William F. Powell is an internationally recognized artist and one of America’s foremost colorists. He is also known for his cloud and skyscape paintings. A native of Huntington, West Virginia, he studied at the Art Student’s Career School in New York, Harrow Technical College in Harrow, England and the Louvre Free School of Art in Paris. His work has been represented in major galleries and reproduced in the form of illustrations, prints and limited edition collector’s plates. He has been professionally involved in fine art, commercial art and illustrating for more than 45 years. Mr. Powell also creates art and illustrations for a number of publishers, including more than 34 instructional art books and painting kits for Walter Foster Publishing, and is the creator and author of the original “Color Recipe Cards”. More of his biography—including a list of galleries displaying his work - can be found at his website: http://www.williampowell-artist.com/ArtistWilliamPowell.html. We are honored to have him grace these pages.

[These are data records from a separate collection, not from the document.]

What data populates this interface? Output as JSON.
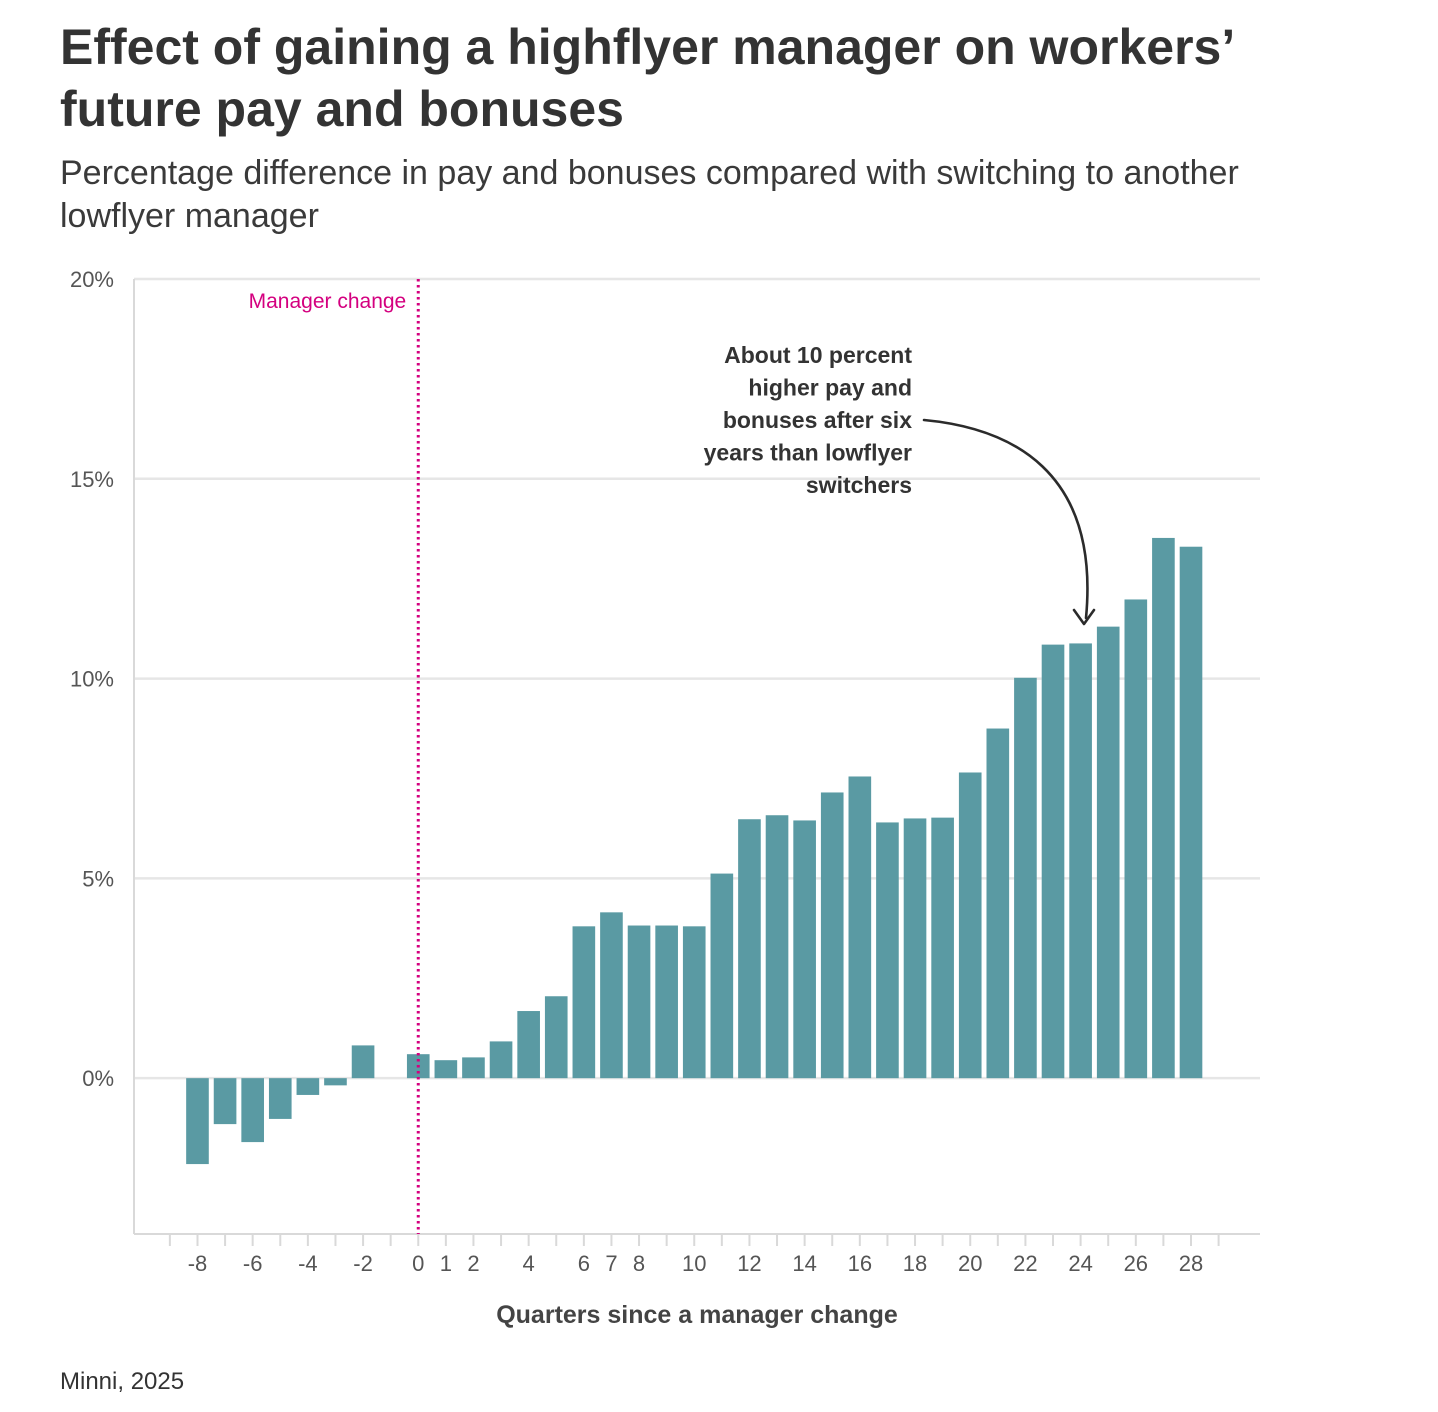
{
  "chart_data": {
    "type": "bar",
    "title": "Effect of gaining a highflyer manager on workers’ future pay and bonuses",
    "subtitle": "Percentage difference in pay and bonuses compared with switching to another lowflyer manager",
    "xlabel": "Quarters since a manager change",
    "ylabel": "",
    "ylim": [
      -3.9,
      20
    ],
    "xlim": [
      -10.3,
      30.5
    ],
    "y_ticks": [
      0,
      5,
      10,
      15,
      20
    ],
    "y_tick_labels": [
      "0%",
      "5%",
      "10%",
      "15%",
      "20%"
    ],
    "x_ticks": [
      -8,
      -6,
      -4,
      -2,
      0,
      1,
      2,
      4,
      6,
      7,
      8,
      10,
      12,
      14,
      16,
      18,
      20,
      22,
      24,
      26,
      28
    ],
    "x_tick_labels": [
      "-8",
      "-6",
      "-4",
      "-2",
      "0",
      "1",
      "2",
      "4",
      "6",
      "7",
      "8",
      "10",
      "12",
      "14",
      "16",
      "18",
      "20",
      "22",
      "24",
      "26",
      "28"
    ],
    "x_minor_ticks": [
      -9,
      -7,
      -5,
      -3,
      -1,
      3,
      5,
      9,
      11,
      13,
      15,
      17,
      19,
      21,
      23,
      25,
      27,
      29
    ],
    "grid": true,
    "bar_color": "#5a9aa3",
    "series": [
      {
        "x": [
          -8,
          -7,
          -6,
          -5,
          -4,
          -3,
          -2,
          0,
          1,
          2,
          3,
          4,
          5,
          6,
          7,
          8,
          9,
          10,
          11,
          12,
          13,
          14,
          15,
          16,
          17,
          18,
          19,
          20,
          21,
          22,
          23,
          24,
          25,
          26,
          27,
          28
        ],
        "values": [
          -2.15,
          -1.15,
          -1.6,
          -1.02,
          -0.42,
          -0.18,
          0.82,
          0.6,
          0.45,
          0.52,
          0.92,
          1.68,
          2.05,
          3.8,
          4.15,
          3.82,
          3.82,
          3.8,
          5.12,
          6.48,
          6.58,
          6.45,
          7.15,
          7.55,
          6.4,
          6.5,
          6.52,
          7.65,
          8.75,
          10.02,
          10.85,
          10.88,
          11.3,
          11.98,
          13.52,
          13.3
        ]
      }
    ],
    "reference_line": {
      "x": 0,
      "label": "Manager change",
      "color": "#d4007f"
    },
    "annotation": {
      "lines": [
        "About 10 percent",
        "higher pay and",
        "bonuses after six",
        "years than lowflyer",
        "switchers"
      ],
      "arrow_to_x": 24
    }
  },
  "source": "Minni, 2025",
  "colors": {
    "text": "#333333",
    "grid": "#e6e6e6",
    "axis": "#d9d9d9",
    "tick_text": "#555555"
  }
}
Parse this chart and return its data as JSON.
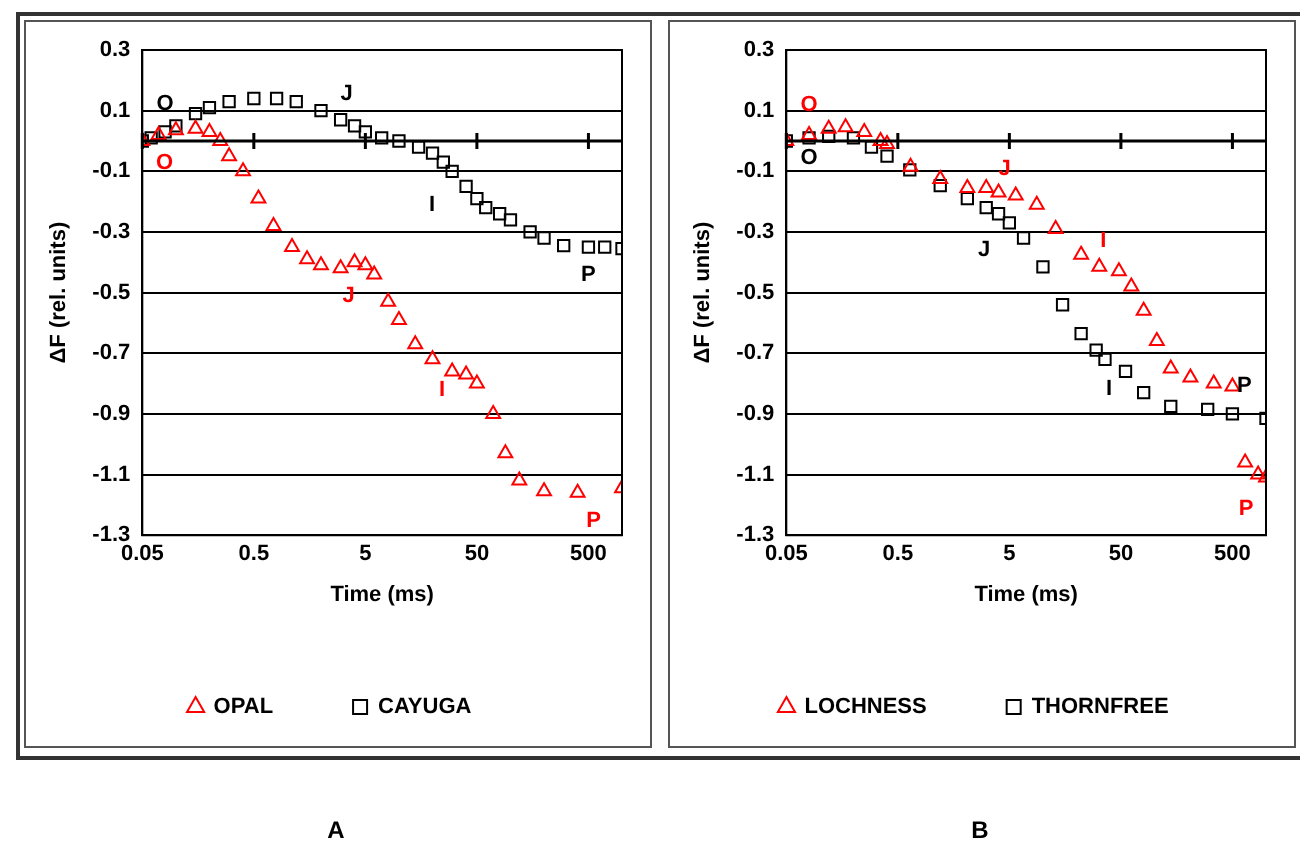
{
  "chart_data": [
    {
      "type": "scatter",
      "xlabel": "Time (ms)",
      "ylabel": "ΔF (rel. units)",
      "log": "x",
      "xlim": [
        0.05,
        1000
      ],
      "xticks": [
        0.05,
        0.5,
        5,
        50,
        500
      ],
      "ylim": [
        -1.3,
        0.3
      ],
      "yticks": [
        0.3,
        0.1,
        -0.1,
        -0.3,
        -0.5,
        -0.7,
        -0.9,
        -1.1,
        -1.3
      ],
      "grid": "y",
      "legend": "bottom",
      "ref_lines": [
        {
          "axis": "y",
          "value": 0,
          "color": "#000000"
        }
      ],
      "series": [
        {
          "name": "OPAL",
          "color": "#ff0000",
          "marker": "triangle",
          "x": [
            0.05,
            0.07,
            0.1,
            0.15,
            0.2,
            0.25,
            0.3,
            0.4,
            0.55,
            0.75,
            1.1,
            1.5,
            2,
            3,
            4,
            5,
            6,
            8,
            10,
            14,
            20,
            30,
            40,
            50,
            70,
            90,
            120,
            200,
            400,
            1000
          ],
          "values": [
            0,
            0.02,
            0.035,
            0.04,
            0.03,
            0,
            -0.05,
            -0.1,
            -0.19,
            -0.28,
            -0.35,
            -0.39,
            -0.41,
            -0.42,
            -0.4,
            -0.41,
            -0.44,
            -0.53,
            -0.59,
            -0.67,
            -0.72,
            -0.76,
            -0.77,
            -0.8,
            -0.9,
            -1.03,
            -1.12,
            -1.155,
            -1.16,
            -1.145
          ]
        },
        {
          "name": "CAYUGA",
          "color": "#000000",
          "marker": "square",
          "x": [
            0.05,
            0.06,
            0.08,
            0.1,
            0.15,
            0.2,
            0.3,
            0.5,
            0.8,
            1.2,
            2,
            3,
            4,
            5,
            7,
            10,
            15,
            20,
            25,
            30,
            40,
            50,
            60,
            80,
            100,
            150,
            200,
            300,
            500,
            700,
            1000
          ],
          "values": [
            0,
            0.01,
            0.03,
            0.05,
            0.09,
            0.11,
            0.13,
            0.14,
            0.14,
            0.13,
            0.1,
            0.07,
            0.05,
            0.03,
            0.01,
            0,
            -0.02,
            -0.04,
            -0.07,
            -0.1,
            -0.15,
            -0.19,
            -0.22,
            -0.24,
            -0.26,
            -0.3,
            -0.32,
            -0.345,
            -0.35,
            -0.35,
            -0.355
          ]
        }
      ],
      "annotations": [
        {
          "text": "O",
          "x": 0.08,
          "y": 0.03
        },
        {
          "text": "J",
          "x": 3,
          "y": 0.07
        },
        {
          "text": "I",
          "x": 40,
          "y": -0.15
        },
        {
          "text": "P",
          "x": 500,
          "y": -0.35
        },
        {
          "text": "O",
          "x": 0.07,
          "y": 0.02
        },
        {
          "text": "J",
          "x": 3,
          "y": -0.42
        },
        {
          "text": "I",
          "x": 30,
          "y": -0.76
        },
        {
          "text": "P",
          "x": 400,
          "y": -1.16
        },
        "A"
      ]
    },
    {
      "type": "scatter",
      "xlabel": "Time (ms)",
      "ylabel": "ΔF (rel. units)",
      "log": "x",
      "xlim": [
        0.05,
        1000
      ],
      "xticks": [
        0.05,
        0.5,
        5,
        50,
        500
      ],
      "ylim": [
        -1.3,
        0.3
      ],
      "yticks": [
        0.3,
        0.1,
        -0.1,
        -0.3,
        -0.5,
        -0.7,
        -0.9,
        -1.1,
        -1.3
      ],
      "grid": "y",
      "legend": "bottom",
      "ref_lines": [
        {
          "axis": "y",
          "value": 0,
          "color": "#000000"
        }
      ],
      "series": [
        {
          "name": "LOCHNESS",
          "color": "#ff0000",
          "marker": "triangle",
          "x": [
            0.05,
            0.08,
            0.12,
            0.17,
            0.25,
            0.35,
            0.4,
            0.65,
            1.2,
            2.1,
            3.1,
            4,
            5.7,
            8.8,
            13,
            22,
            32,
            48,
            62,
            80,
            105,
            140,
            210,
            340,
            500,
            650,
            850,
            1000
          ],
          "values": [
            0,
            0.02,
            0.04,
            0.045,
            0.03,
            0,
            -0.01,
            -0.085,
            -0.125,
            -0.155,
            -0.155,
            -0.17,
            -0.18,
            -0.21,
            -0.29,
            -0.375,
            -0.415,
            -0.43,
            -0.48,
            -0.56,
            -0.66,
            -0.75,
            -0.78,
            -0.8,
            -0.81,
            -1.06,
            -1.1,
            -1.11
          ]
        },
        {
          "name": "THORNFREE",
          "color": "#000000",
          "marker": "square",
          "x": [
            0.05,
            0.08,
            0.12,
            0.2,
            0.29,
            0.4,
            0.64,
            1.2,
            2.1,
            3.1,
            4,
            5,
            6.7,
            10,
            15,
            22,
            30,
            36,
            55,
            80,
            140,
            300,
            500,
            1000
          ],
          "values": [
            0,
            0.01,
            0.015,
            0.01,
            -0.02,
            -0.05,
            -0.095,
            -0.147,
            -0.19,
            -0.22,
            -0.24,
            -0.27,
            -0.32,
            -0.415,
            -0.54,
            -0.635,
            -0.69,
            -0.72,
            -0.76,
            -0.83,
            -0.875,
            -0.885,
            -0.9,
            -0.915
          ]
        }
      ],
      "annotations": [
        {
          "text": "O",
          "x": 0.08,
          "y": 0.02
        },
        {
          "text": "O",
          "x": 0.08,
          "y": 0.01
        },
        {
          "text": "J",
          "x": 4,
          "y": -0.17
        },
        {
          "text": "J",
          "x": 3.1,
          "y": -0.22
        },
        {
          "text": "I",
          "x": 32,
          "y": -0.415
        },
        {
          "text": "I",
          "x": 36,
          "y": -0.72
        },
        {
          "text": "P",
          "x": 500,
          "y": -0.9
        },
        {
          "text": "P",
          "x": 850,
          "y": -1.1
        },
        "B"
      ]
    }
  ]
}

Ward Scott is a Professor Emeritus at Santa Fe College in Gainesville, Florida, where he taught English from 1969 until 2007. He studied writing with Smith Kirkpatrick at the University of Florida and was friends with Andrew Lytle, Peter Taylor, John Frederick Nims, John Knowles, and Truman Capote. For years, his home in Gainesville was the artist colony headquarters for the community. To name only a few who stopped by to talk with young writers, the list reads like a Who’s Who: John Ciardi, James Dickey, Harry Crews, Nelson Algren, Donne Pearce author of Cool Hand Luke, Ken Kesey, even Timothy Leary, who enjoyed explaining “what the universe is all about.” Ward’s critical essays have appeared in The Craft of Peter Taylor,” University of Alabama Press, and The Chattahoochee Review, where he wrote about A Cry of Absence by Madison Jones, another writing friend. He lives on a cattle farm in Alachua, Florida, with his wife, Barbara, who is a preschool teacher of children with special needs.

William Tobias Straney is a carpenter and lives with his wife and son in Columbia, SC.

Jeff Trippe is an educator and freelance writer who lives in Yarmouth, Maine, with his wife Laura and daughter Alex.